The first strategy is bad in this scenario, what if we revert the “criteria”. The justification now is such that, stock price that drops, tends to rebound and revert back to the “mean” trend. *It’s bad to do curve fitting, but for now, we just try to have a look at what results this strategy would give.
wkret <- function(cl, op){
L <- length(cl)
cl[L]/op[1]-1
}
wkclose <- function(v){
L <- length(v)
v[L]
}
signal <- function(wkreturn, percent = 0 ){
wkreturn < percent
}
roundtripcost <- 0.000 #Assume 0% round trip cost
df4 <- as.data.frame( df2 %>%
mutate(yr = year(Date), wk = week(Date)) %>%
group_by(yr, wk) %>%
summarise(Date = Date[length(Date)], wkreturn = wkret(C, O), wkclose = wkclose(C))
)
df5 <- df4 %>% mutate(signal = lag(signal(wkreturn, 0), 1) ) %>%
mutate(signal2 = lag(signal(wkreturn, 0.02), 1) ) %>%
mutate(adj_wkreturn = wkreturn - roundtripcost) #adjust for round trip cost
actual <- xts(df5$adj_wkreturn, df5$Date);
signal_1 <- xts(df5$adj_wkreturn*df5$signal, df5$Date)
signal_2 <- xts(df5$adj_wkreturn*df5$signal2, df5$Date)
compare <- na.omit(cbind(actual, signal_1, signal_2))
colnames(compare) <- c("Actual", "Signal 1", "Signal 2")
charts.PerformanceSummary(compare)
nostrat <- prod(1+df5$adj_wkreturn, na.rm = T) - 1
strat2a <- prod(1+df5$adj_wkreturn*df5$signal, na.rm = T) - 1
strat2b <- prod(1+df5$adj_wkreturn*df5$signal2, na.rm = T) - 1
Without implementing any strategy (just buy at the start of week and sell at the end of week), the total return is 0.4148288; Strategy 1 (0%) return: 0.90323; Strategy 1 (2%) return: 2.3502055. In other words, Strategy 2 is quite a winning strategy.
**After I did Strategy 1, I realised I could just look at the ACF and PACF plot of the weekly returns. Based on these 2 plots, Strategy 2 should be suggested first, because the weekly returns are actually more negatively autocorrelated than positively autocorrelated.
tsdisplay(actual)
num_of_trades <- sum(df5$signal2, na.rm = T)
breakeven_roundtripcost <- strat2b/num_of_trades
The number of trades done using Strategy 2 (2%) is 125. For simplicity, assume the breakeven round trip cost is the total return generated divided by the number of trades.

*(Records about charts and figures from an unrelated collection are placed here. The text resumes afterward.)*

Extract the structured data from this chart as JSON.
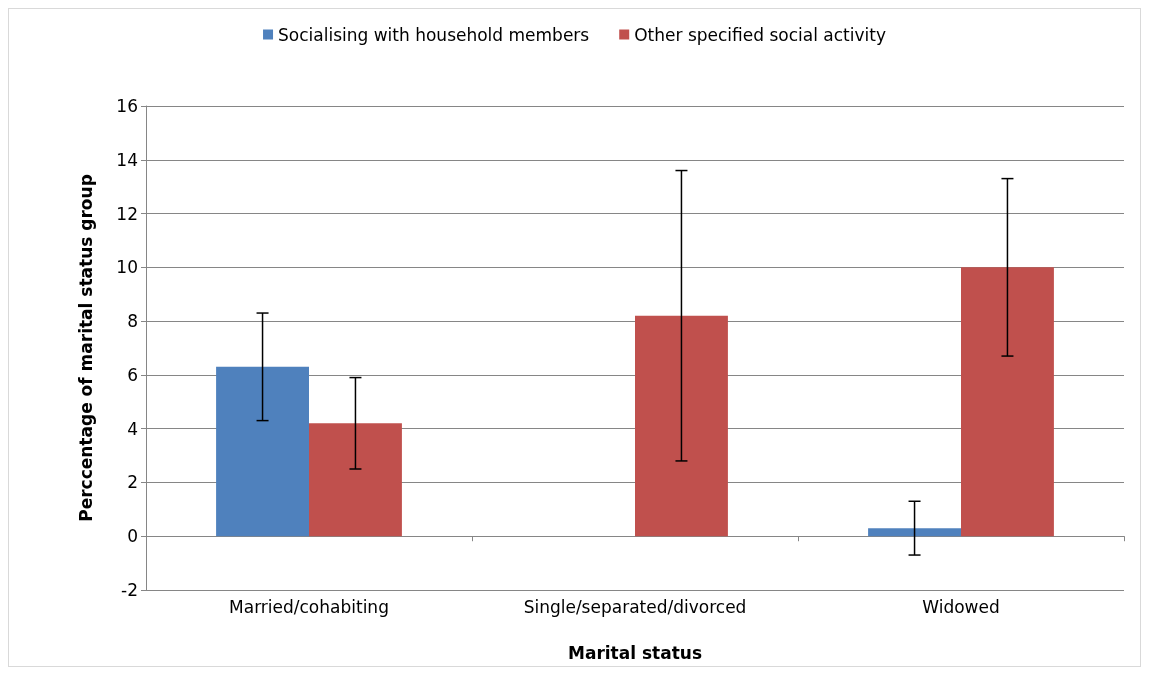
{
  "chart_data": {
    "type": "bar",
    "xlabel": "Marital status",
    "ylabel": "Perccentage of marital status group",
    "categories": [
      "Married/cohabiting",
      "Single/separated/divorced",
      "Widowed"
    ],
    "series": [
      {
        "name": "Socialising with household members",
        "color": "#4f81bd",
        "values": [
          6.3,
          0,
          0.3
        ],
        "errors": [
          2.0,
          null,
          1.0
        ]
      },
      {
        "name": "Other specified social activity",
        "color": "#c0504d",
        "values": [
          4.2,
          8.2,
          10.0
        ],
        "errors": [
          1.7,
          5.4,
          3.3
        ]
      }
    ],
    "ylim": [
      -2,
      16
    ],
    "yticks": [
      -2,
      0,
      2,
      4,
      6,
      8,
      10,
      12,
      14,
      16
    ],
    "grid": "y",
    "legend": "top"
  }
}
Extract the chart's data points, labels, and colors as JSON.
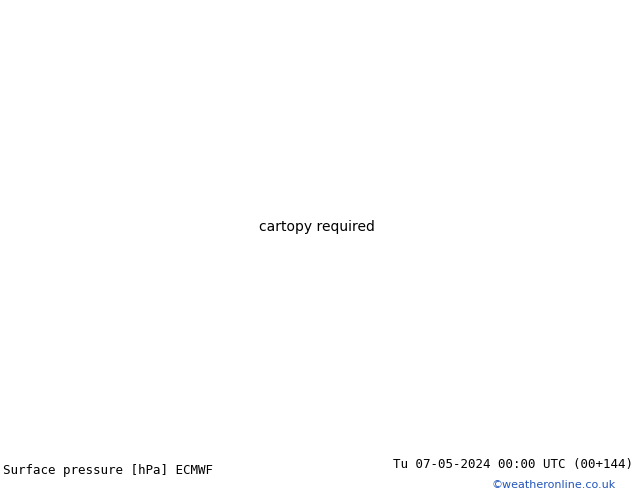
{
  "title_left": "Surface pressure [hPa] ECMWF",
  "title_right": "Tu 07-05-2024 00:00 UTC (00+144)",
  "watermark": "©weatheronline.co.uk",
  "land_color": "#c8f0a0",
  "sea_color": "#d8d8d8",
  "border_color": "#888888",
  "coastline_color": "#888888",
  "isobar_red": "#dd1100",
  "isobar_blue": "#0044cc",
  "isobar_black": "#111111",
  "label_color_red": "#dd1100",
  "bottom_bar_color": "#c8f0a0",
  "watermark_color": "#2255bb",
  "title_fontsize": 9,
  "watermark_fontsize": 8,
  "figsize": [
    6.34,
    4.9
  ],
  "dpi": 100,
  "lon_min": -11.0,
  "lon_max": 18.0,
  "lat_min": 44.0,
  "lat_max": 60.5,
  "label_1015_lon": 1.0,
  "label_1015_lat": 44.8,
  "label_1016_lon": 13.5,
  "label_1016_lat": 44.8
}
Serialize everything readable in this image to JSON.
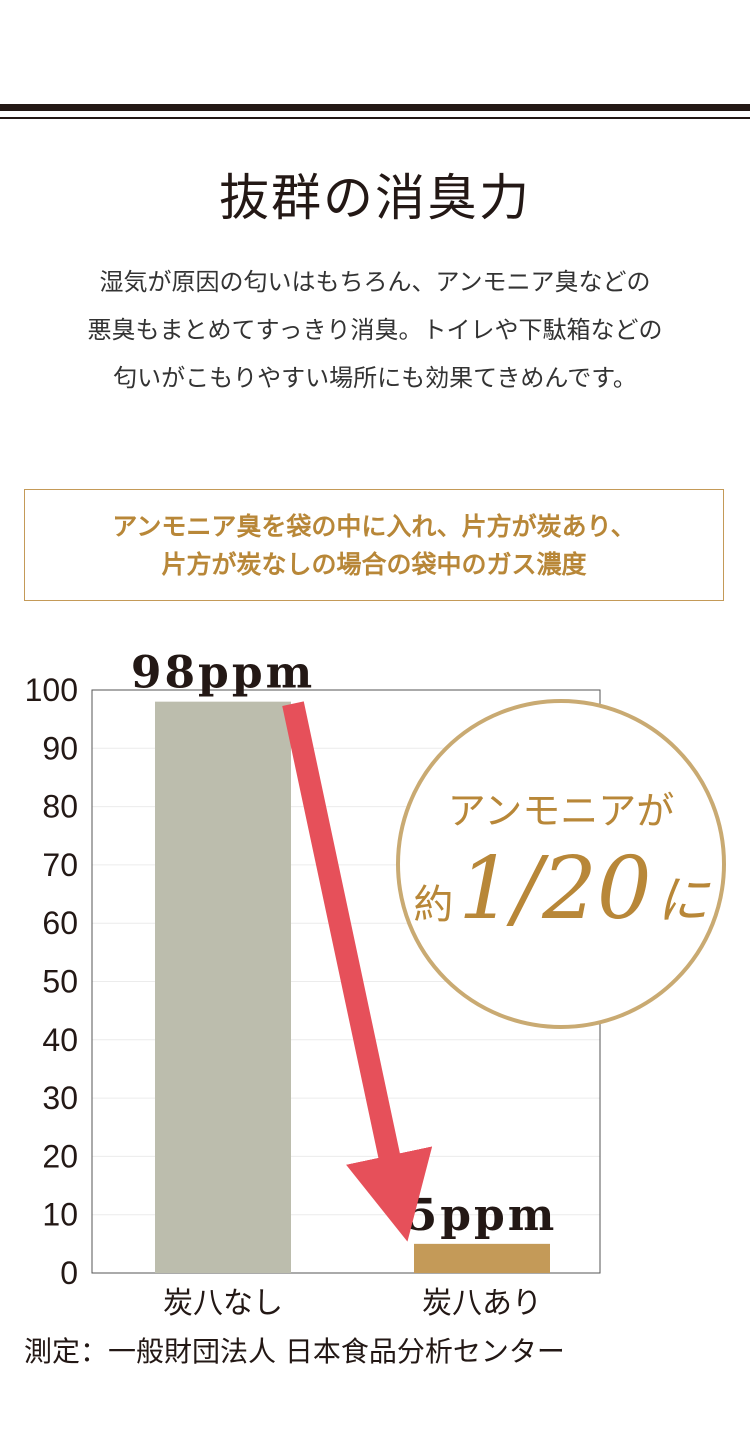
{
  "heading": {
    "title": "抜群の消臭力",
    "lines": [
      "湿気が原因の匂いはもちろん、アンモニア臭などの",
      "悪臭もまとめてすっきり消臭。トイレや下駄箱などの",
      "匂いがこもりやすい場所にも効果てきめんです。"
    ]
  },
  "notice": {
    "lines": [
      "アンモニア臭を袋の中に入れ、片方が炭あり、",
      "片方が炭なしの場合の袋中のガス濃度"
    ]
  },
  "colors": {
    "bar_without": "#bcbdad",
    "bar_with": "#c49a58",
    "arrow": "#e6505a",
    "badge_ring": "#c9aa72",
    "badge_text": "#b88738"
  },
  "chart_data": {
    "type": "bar",
    "categories": [
      "炭八なし",
      "炭八あり"
    ],
    "values": [
      98,
      5
    ],
    "data_labels": [
      "98ppm",
      "5ppm"
    ],
    "yticks": [
      0,
      10,
      20,
      30,
      40,
      50,
      60,
      70,
      80,
      90,
      100
    ],
    "ylim": [
      0,
      100
    ],
    "grid": true,
    "badge": {
      "line1": "アンモニアが",
      "prefix": "約",
      "ratio": "1/20",
      "suffix": "に"
    }
  },
  "footer": {
    "source": "測定：一般財団法人 日本食品分析センター"
  }
}
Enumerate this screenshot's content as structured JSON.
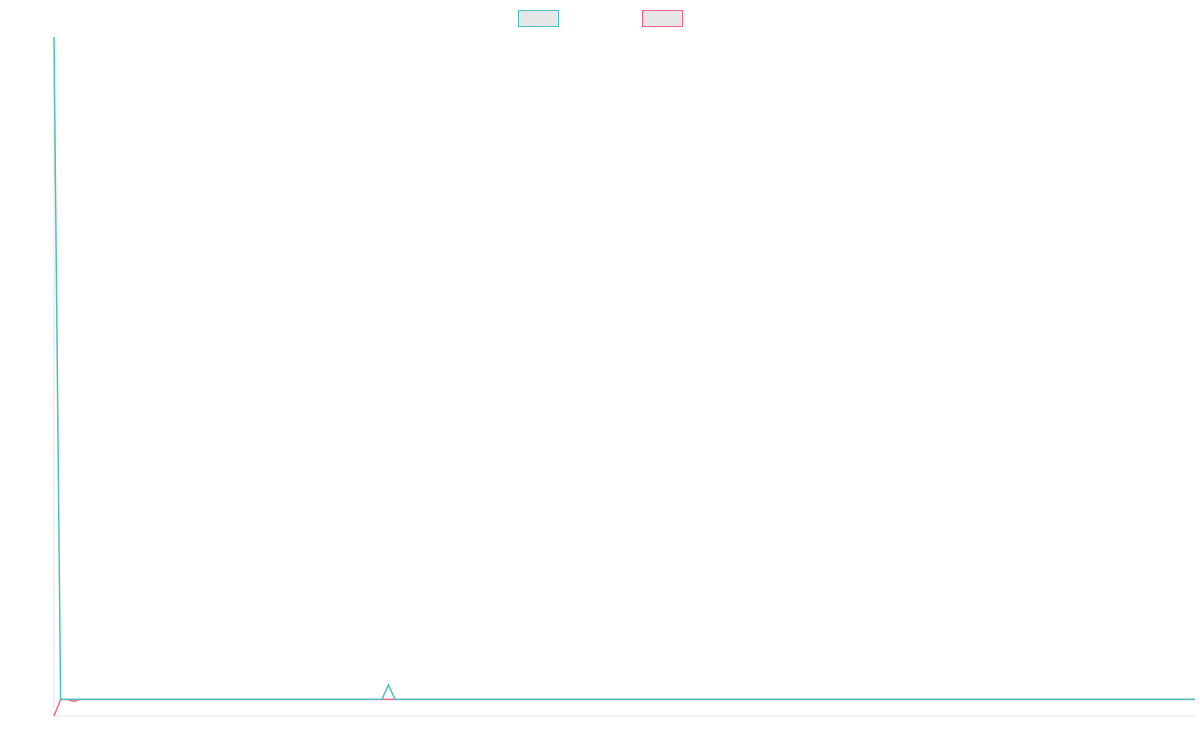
{
  "chart_data": {
    "type": "line",
    "title": "",
    "xlabel": "",
    "ylabel": "",
    "grid": false,
    "legend_position": "top",
    "xlim": [
      0,
      174
    ],
    "ylim": [
      -2.5,
      100
    ],
    "series": [
      {
        "name": "",
        "color": "#4bc0c0",
        "fill": "#e6e6e6",
        "points": [
          [
            0,
            100
          ],
          [
            1,
            0
          ],
          [
            2,
            0
          ],
          [
            3,
            0
          ],
          [
            4,
            0
          ],
          [
            5,
            0
          ],
          [
            50,
            0
          ],
          [
            51,
            2.2
          ],
          [
            52,
            0
          ],
          [
            174,
            0
          ]
        ]
      },
      {
        "name": "",
        "color": "#ff6384",
        "fill": "#e6e6e6",
        "points": [
          [
            0,
            -2.5
          ],
          [
            1,
            0
          ],
          [
            2,
            0
          ],
          [
            3,
            -0.3
          ],
          [
            4,
            0
          ],
          [
            5,
            0
          ],
          [
            50,
            0
          ],
          [
            174,
            0
          ]
        ]
      }
    ]
  }
}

Hence, the breakeven round trip cost is 0.0188016.
Strategy 1 resembles more of a qualitative approach, but it fails in this specific case, I believe it would work on a general stock market.
Strategy 2 resembles more of a statistical approach, where we try to exploit negative autocorrelation in the weekly returns, but this may fail if such autocorrelation disappears due to other external factors (fundamental reasons/changes in the economic environment).